SOME lucky canines helped back on their feet by a Breadstone prosthetics company are featuring on a hit TV programme.

Some patients treated at OrthoPets Europe are making their small-screen debut on the Alan Titchmarsh Show this afternoon on ITV at 3pm.

OrthoPets makes custom braces and prosthetics for animals, harnessing human technology and adapting it for use on dogs and cats.

One such patient is Winston, a nine-year-old West Highland White Terrier who lives in Cambridgeshire.

He became paralysed in his hind legs after developing lesions on his spine, which is sadly not an uncommon condition.

Surgery, physiotherapy and hydrotherapy only had limited success but the launch of a French-made rehabilitation cart called Kerdog has turned his life around.

OrthoPets helped fit the little Westie with his personal set of wheels and he is now able to move about for short periods of time on two legs and two wheels.

“His owners are over the moon,” said Alison Hunt, who runs the European wing of OrthoPets with her husband Rod in Breadstone, near Berkeley. “I don’t think his owners thought they would see him on his feet again.”

And three-legged rescue dog Shadow May has been given a new prosthetic paw after his fore leg was almost torn off in a trap.

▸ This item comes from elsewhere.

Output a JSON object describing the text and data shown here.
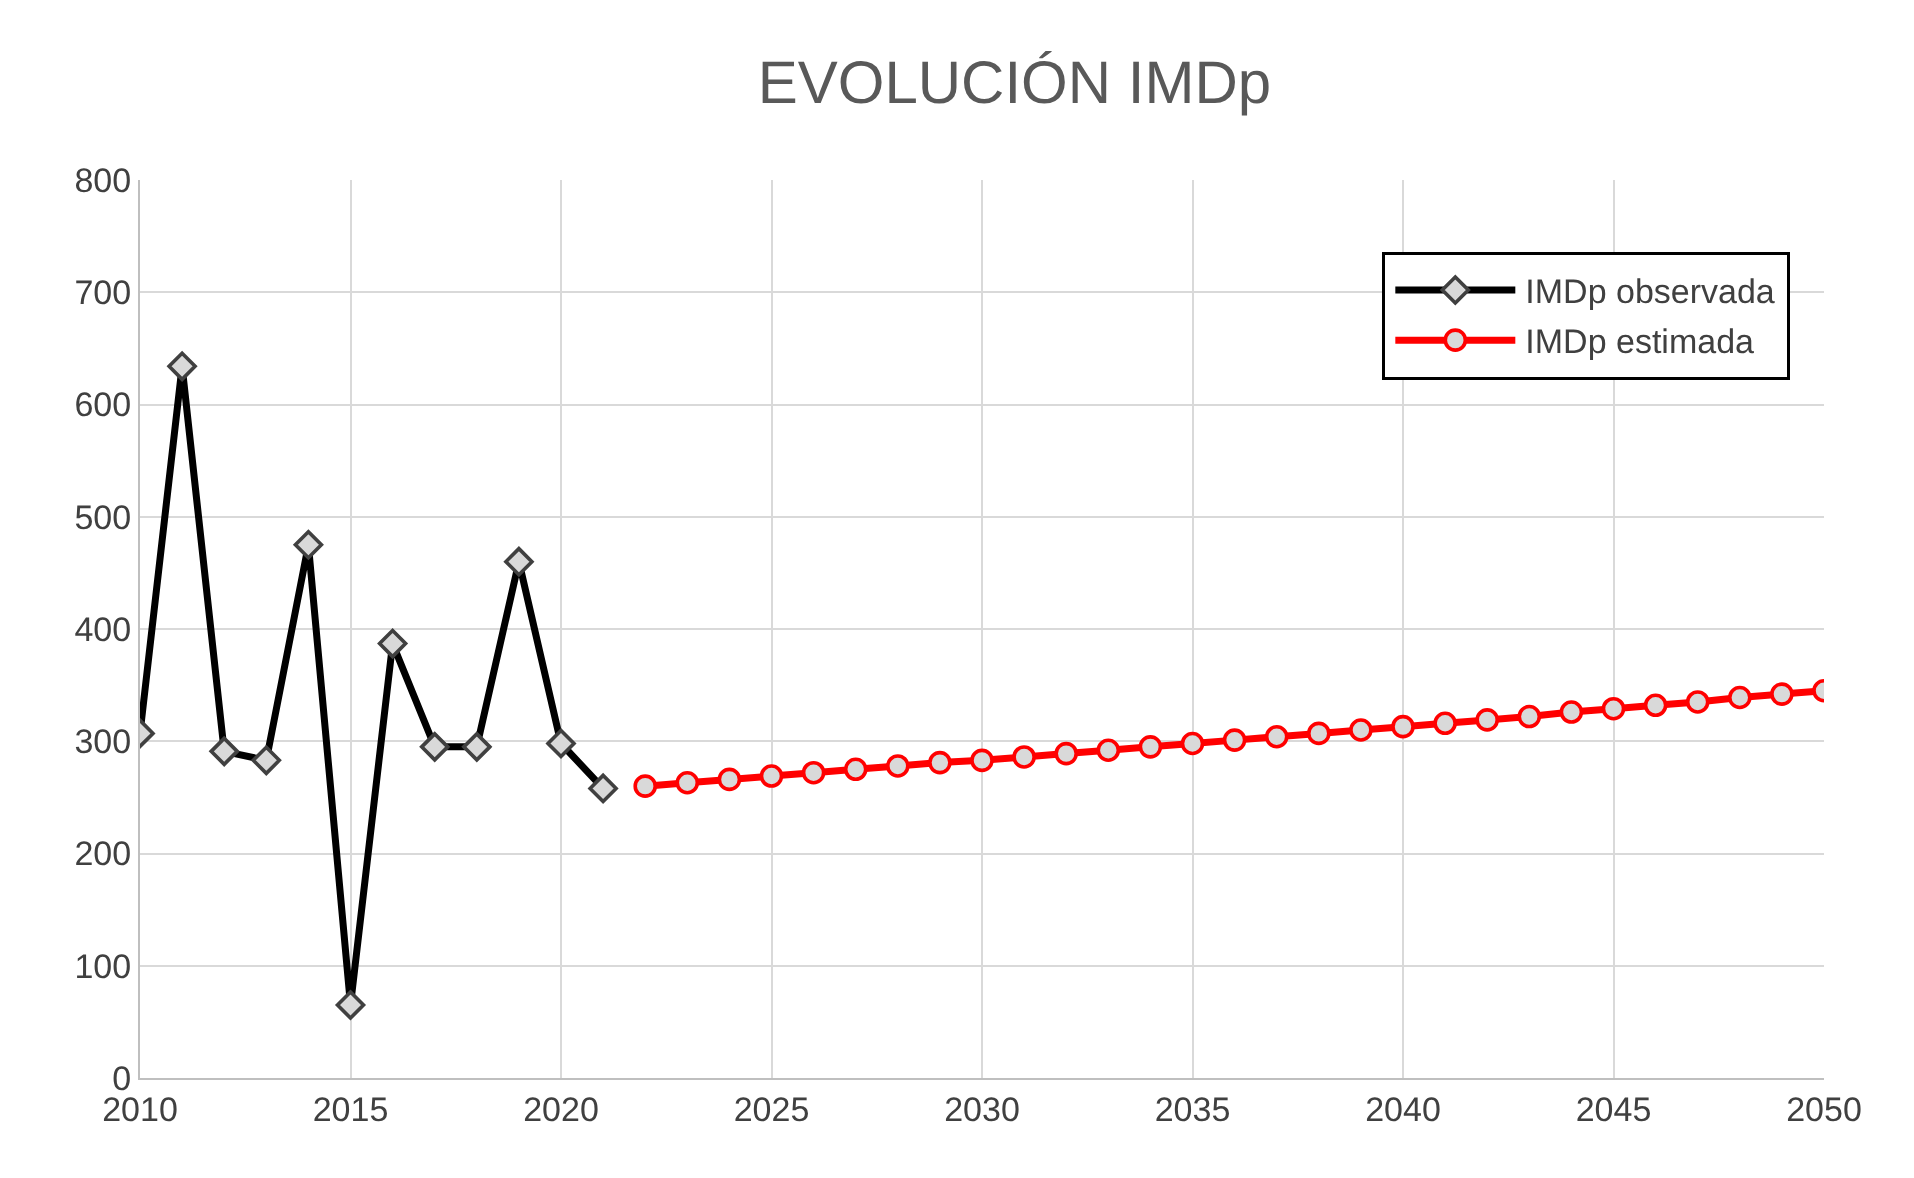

The 14-month-old German Shepherd had a tough start to life, abandoned by his owners in Spain and left with a mutilated foot.

Vets at a rescue centre were forced to amputate Shadow’s fore leg, but fortunately left enough on for him to benefit from revolutionary prosthetic technology under the care of his new owner, Sara May, from Hampshire.

After moulds were taken in the UK and the family liased with the Hunts in Breadstone, Shadow’s new limb was made at OrthoPets’ base in Denver, Colarado and he is now busy learning how to live on four legs again.

Mrs Hunt said: “Prosthetic limbs for dogs are quite a rarity. We offer stump and socket limbs so we need to teach vets to leave enough of the leg on (when amputating).

“It’s all human technology, the same that is used on soldiers, that is modified to suit quadrupeds and it is a very feasible option.”

A project – including a prototype limb and the final product – costs from £1,500.